An exposé by George Polk Award-winner Hechinger, of American fraternity life, revealing the vast gulf between its founding ideals and the realities of its impact on colleges and the world at large.
Hechinger succinctly analyzes the troubling co-dependence of colleges and fraternal organizations ... Hechinger has written a damning indictment of the institutions that profoundly damage the lives of young men and women across the country. Yet implicit in True Gentlemen is the assumption that at one time, fraternities were better. Hechinger almost seems to believe the late-middle aged alums who, when confronted with evidence of brutal behavior at frat chapters, protest, 'But that’s not what we were about.' The more likely explanation for such reactions is not that Greek life enjoyed some more virtuous past, but that rape culture, sadism, and institutional racism have been part of our national life so long they were largely invisible to previous generations. By further exposing these profound problems, Hechinger has made a far more valuable to contribution to American college life than any fraternity ever could.
Most of his book, to be sure, is a prosecutor’s case against the transgressions of fraternities — drunkenness, exclusion, sexual assault, sexism, racism, anti-Semitism, mindless stupidity. But before he closes he produces something of a reform manifesto: Heal thyselves. Recruit adult alums to help. Make fraternities a lifelong commitment and commit them to performing good works. In short: Grow up ... Hechinger’s book will be vilified by fraternity supporters, but it deserves serious consideration, for while fraternities are at base undemocratic institutions their defense is based on democratic values. The collision between the two raises important questions. Maybe they should be the topic for the next fraternity meeting. It’s a powder keg for the keg set.

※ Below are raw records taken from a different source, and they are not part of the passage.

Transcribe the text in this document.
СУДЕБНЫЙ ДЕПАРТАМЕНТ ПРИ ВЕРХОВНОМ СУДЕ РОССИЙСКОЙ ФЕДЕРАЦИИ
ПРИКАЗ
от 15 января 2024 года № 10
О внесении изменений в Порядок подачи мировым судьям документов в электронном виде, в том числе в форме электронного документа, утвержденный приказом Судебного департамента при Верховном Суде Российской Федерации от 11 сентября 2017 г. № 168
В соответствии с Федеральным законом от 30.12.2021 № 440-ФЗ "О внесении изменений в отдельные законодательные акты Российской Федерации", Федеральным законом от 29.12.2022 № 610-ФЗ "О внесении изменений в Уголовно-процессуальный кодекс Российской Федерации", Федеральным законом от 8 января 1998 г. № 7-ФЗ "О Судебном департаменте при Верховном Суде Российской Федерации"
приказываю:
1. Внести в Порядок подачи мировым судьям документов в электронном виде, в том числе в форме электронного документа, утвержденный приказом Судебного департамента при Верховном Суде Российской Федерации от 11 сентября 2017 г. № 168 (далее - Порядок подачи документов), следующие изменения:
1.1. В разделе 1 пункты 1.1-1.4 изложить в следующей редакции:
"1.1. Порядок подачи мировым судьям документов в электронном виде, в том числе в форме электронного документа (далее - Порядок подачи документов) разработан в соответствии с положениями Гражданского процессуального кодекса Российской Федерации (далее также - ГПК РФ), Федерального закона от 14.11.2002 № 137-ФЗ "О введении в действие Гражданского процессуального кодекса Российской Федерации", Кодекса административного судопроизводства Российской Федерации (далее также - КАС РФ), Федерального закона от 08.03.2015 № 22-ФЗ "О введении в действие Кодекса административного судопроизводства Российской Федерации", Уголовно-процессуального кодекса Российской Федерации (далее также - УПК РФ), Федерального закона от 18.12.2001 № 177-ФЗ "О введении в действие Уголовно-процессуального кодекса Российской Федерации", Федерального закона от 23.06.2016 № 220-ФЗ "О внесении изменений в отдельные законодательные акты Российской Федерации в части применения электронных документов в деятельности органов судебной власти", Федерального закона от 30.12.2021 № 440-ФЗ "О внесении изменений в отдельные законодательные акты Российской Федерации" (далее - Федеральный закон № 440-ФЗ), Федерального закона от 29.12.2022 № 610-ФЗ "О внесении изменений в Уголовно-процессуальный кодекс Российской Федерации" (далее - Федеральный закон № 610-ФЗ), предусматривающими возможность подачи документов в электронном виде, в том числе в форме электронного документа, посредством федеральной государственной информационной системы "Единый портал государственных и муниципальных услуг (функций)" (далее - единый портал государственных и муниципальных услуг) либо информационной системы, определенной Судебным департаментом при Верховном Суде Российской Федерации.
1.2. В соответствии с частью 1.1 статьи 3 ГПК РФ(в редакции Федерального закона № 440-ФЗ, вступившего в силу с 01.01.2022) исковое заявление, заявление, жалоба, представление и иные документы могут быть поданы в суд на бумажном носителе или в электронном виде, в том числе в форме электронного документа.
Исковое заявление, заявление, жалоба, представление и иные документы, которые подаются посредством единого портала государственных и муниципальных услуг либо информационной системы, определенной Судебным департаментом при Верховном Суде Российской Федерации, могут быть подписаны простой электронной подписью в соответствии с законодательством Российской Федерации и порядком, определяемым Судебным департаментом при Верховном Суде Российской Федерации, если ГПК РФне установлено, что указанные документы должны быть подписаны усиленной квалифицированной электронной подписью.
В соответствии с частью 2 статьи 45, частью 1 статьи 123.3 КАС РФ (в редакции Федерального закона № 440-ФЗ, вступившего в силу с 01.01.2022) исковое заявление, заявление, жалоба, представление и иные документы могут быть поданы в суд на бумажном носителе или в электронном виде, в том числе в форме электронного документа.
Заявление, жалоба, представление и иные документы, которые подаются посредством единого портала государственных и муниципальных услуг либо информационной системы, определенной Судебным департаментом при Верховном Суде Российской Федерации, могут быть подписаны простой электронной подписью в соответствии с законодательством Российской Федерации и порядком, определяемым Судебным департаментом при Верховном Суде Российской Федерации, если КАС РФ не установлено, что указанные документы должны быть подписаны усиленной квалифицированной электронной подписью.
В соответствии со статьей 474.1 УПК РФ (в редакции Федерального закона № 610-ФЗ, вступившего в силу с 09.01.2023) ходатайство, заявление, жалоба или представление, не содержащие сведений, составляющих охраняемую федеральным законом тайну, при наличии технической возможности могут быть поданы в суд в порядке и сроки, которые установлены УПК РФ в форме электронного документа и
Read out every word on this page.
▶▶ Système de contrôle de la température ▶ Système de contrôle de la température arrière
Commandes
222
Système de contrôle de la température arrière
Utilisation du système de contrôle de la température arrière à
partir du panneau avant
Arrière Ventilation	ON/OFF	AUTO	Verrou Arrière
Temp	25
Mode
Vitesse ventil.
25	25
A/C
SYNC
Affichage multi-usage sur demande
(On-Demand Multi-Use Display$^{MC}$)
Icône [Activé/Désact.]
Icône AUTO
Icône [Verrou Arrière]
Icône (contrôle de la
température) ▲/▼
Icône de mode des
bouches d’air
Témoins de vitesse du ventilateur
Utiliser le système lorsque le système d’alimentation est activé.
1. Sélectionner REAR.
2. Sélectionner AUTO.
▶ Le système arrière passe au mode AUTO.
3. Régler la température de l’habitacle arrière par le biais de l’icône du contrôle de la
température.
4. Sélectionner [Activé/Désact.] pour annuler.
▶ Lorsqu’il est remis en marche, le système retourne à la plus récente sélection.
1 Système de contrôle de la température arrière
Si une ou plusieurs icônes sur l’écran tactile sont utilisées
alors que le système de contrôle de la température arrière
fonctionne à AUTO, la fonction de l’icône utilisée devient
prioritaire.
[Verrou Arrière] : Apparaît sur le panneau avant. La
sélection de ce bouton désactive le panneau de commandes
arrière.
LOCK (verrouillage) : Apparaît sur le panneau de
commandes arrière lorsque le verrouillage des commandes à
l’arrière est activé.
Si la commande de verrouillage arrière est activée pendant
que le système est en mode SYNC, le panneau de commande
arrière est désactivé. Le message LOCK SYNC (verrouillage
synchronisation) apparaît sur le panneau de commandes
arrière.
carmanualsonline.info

Hechinger has delivered a deeply researched account that traces SAE from its roots to today — and offers a kind of book of revelation ... Hechinger’s instincts are right on when he writes that 'few American institutions face as wide a chasm between high-minded ideals and on-the-ground reality as the college fraternity' ... The most consequential aspect of Hechinger’s investigation of SAE concerns its struggle to address race within its membership. It also presents one of the book’s rare weaknesses. Hechinger admirably holds SAE accountable for its dismal record in recruiting minorities. But it is solely within that narrow scope that he examines the issue of race at all ... In the aftermath of the Rolling Stone debacle, journalist Sabrina Rubin Erdely said in court testimony that she had regrets about her reporting. She had spent five months on the story but did not vet her sources well enough, and she admitted that her endeavor into fraternity misdeeds went awry. In the meantime, thankfully, Hechinger wrote the new testament.